„Ich weiß gar nicht, was ich sagen soll …“
„Danke?“, schlug Anita vor, aber ich sprang auf und umarmte sie.
„Aber da ist noch was …“ Ich rückte von ihr ab, hielt mich aber vorsichtshalber noch an ihren Schultern fest. „Sie hat wieder geheiratet. Einen Kommunalbeamten vom Standesamt. Wahrscheinlich sind sie über den Weg gelaufen, als sie beim Einwohnermeldeamt …“
„Komm bitte zur Sache“, sagte ich.
„Jedenfalls heißt sie jetzt Brant, mit einfachem ‚t‘. Sie haben Kinder bekommen. Zwei. Und einen ersten Enkel. Über eine Variante des Enkeltricks könnten wir ihr den Gewinn eines Preisausschreibens unterjubeln, bei der sie ein Wanderwochenende in Thüringen gewonnen hat. Das müsste aber für mindestens zwei Personen sein. Meine Nichte meint aber es wäre besser gleich für mehrere. Willst du einen ersten Entwurf sehen?“
Wie bequem ist es bitte, wenn man gar nichts mehr selber machen muss? Oder wenn es einem gleich auf dem Silbertablett serviert wird, wie mir von Schwester Anita.
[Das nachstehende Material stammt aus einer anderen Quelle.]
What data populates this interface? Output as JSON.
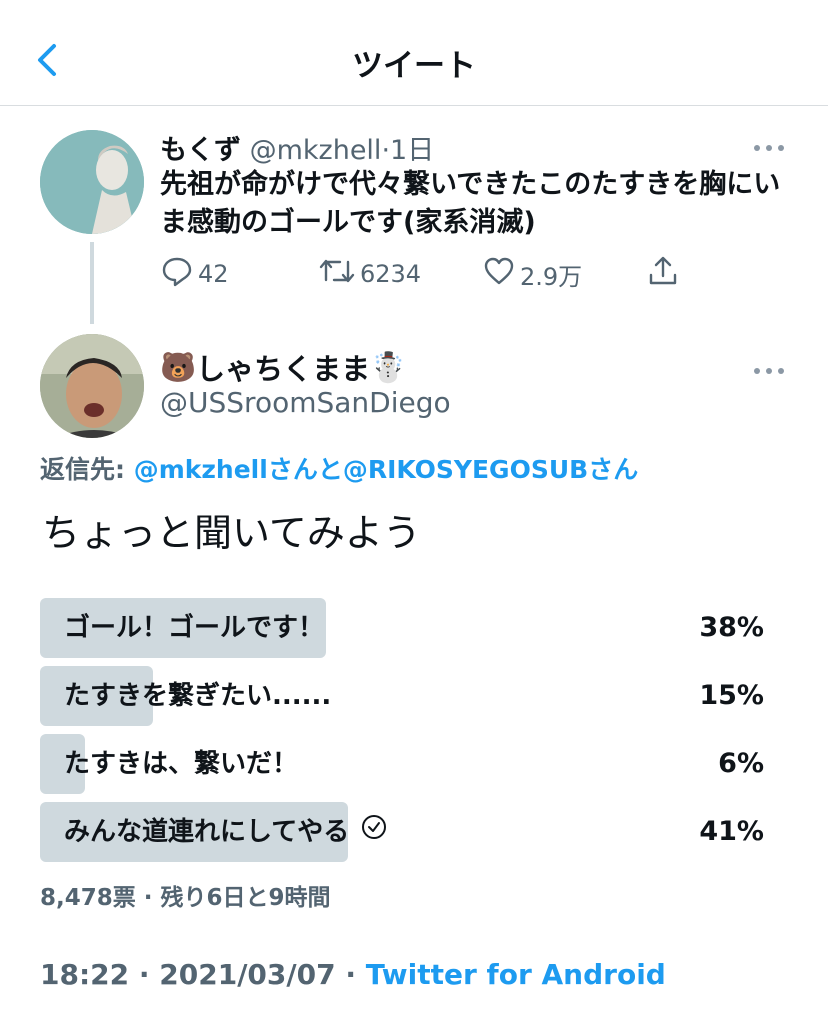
{
  "header": {
    "title": "ツイート"
  },
  "tweet1": {
    "name": "もくず",
    "handle": "@mkzhell",
    "separator": "·",
    "time": "1日",
    "text": "先祖が命がけで代々繋いできたこのたすきを胸にいま感動のゴールです(家系消滅)",
    "reply_count": "42",
    "retweet_count": "6234",
    "like_count": "2.9万"
  },
  "tweet2": {
    "name": "しゃちくまま",
    "emoji_left": "🐻",
    "emoji_right": "☃️",
    "handle": "@USSroomSanDiego",
    "reply_prefix": "返信先: ",
    "reply_to": "@mkzhellさんと@RIKOSYEGOSUBさん",
    "text": "ちょっと聞いてみよう",
    "poll": {
      "options": [
        {
          "label": "ゴール！ゴールです！",
          "percent": "38%",
          "fraction": 0.38,
          "selected": false
        },
        {
          "label": "たすきを繋ぎたい......",
          "percent": "15%",
          "fraction": 0.15,
          "selected": false
        },
        {
          "label": "たすきは、繋いだ！",
          "percent": "6%",
          "fraction": 0.06,
          "selected": false
        },
        {
          "label": "みんな道連れにしてやる",
          "percent": "41%",
          "fraction": 0.41,
          "selected": true
        }
      ],
      "meta": "8,478票 · 残り6日と9時間"
    },
    "timestamp": "18:22 · 2021/03/07 · ",
    "source": "Twitter for Android"
  },
  "colors": {
    "link": "#1d9bf0",
    "muted": "#536471",
    "poll_bar": "#cfd9de"
  }
}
„Was schulde ich dir … und deiner Nichte?“
„Oh, nichts“, sagte sie und winkte ab. „Das haben wir uns schon selber von deinem Konto abgebucht.“ Dann fügte sie sehr schnell hinzu. „Das war ein Scherz!“
Deswegen war ich gar nicht blaß geworden. Sondern weil mir bisher gar nicht die Möglichkeit in den Sinn gekommen war, dass Daniel Halbgeschwister haben könnte, geschweige denn Nichten und Neffen. Was mache ich denn jetzt?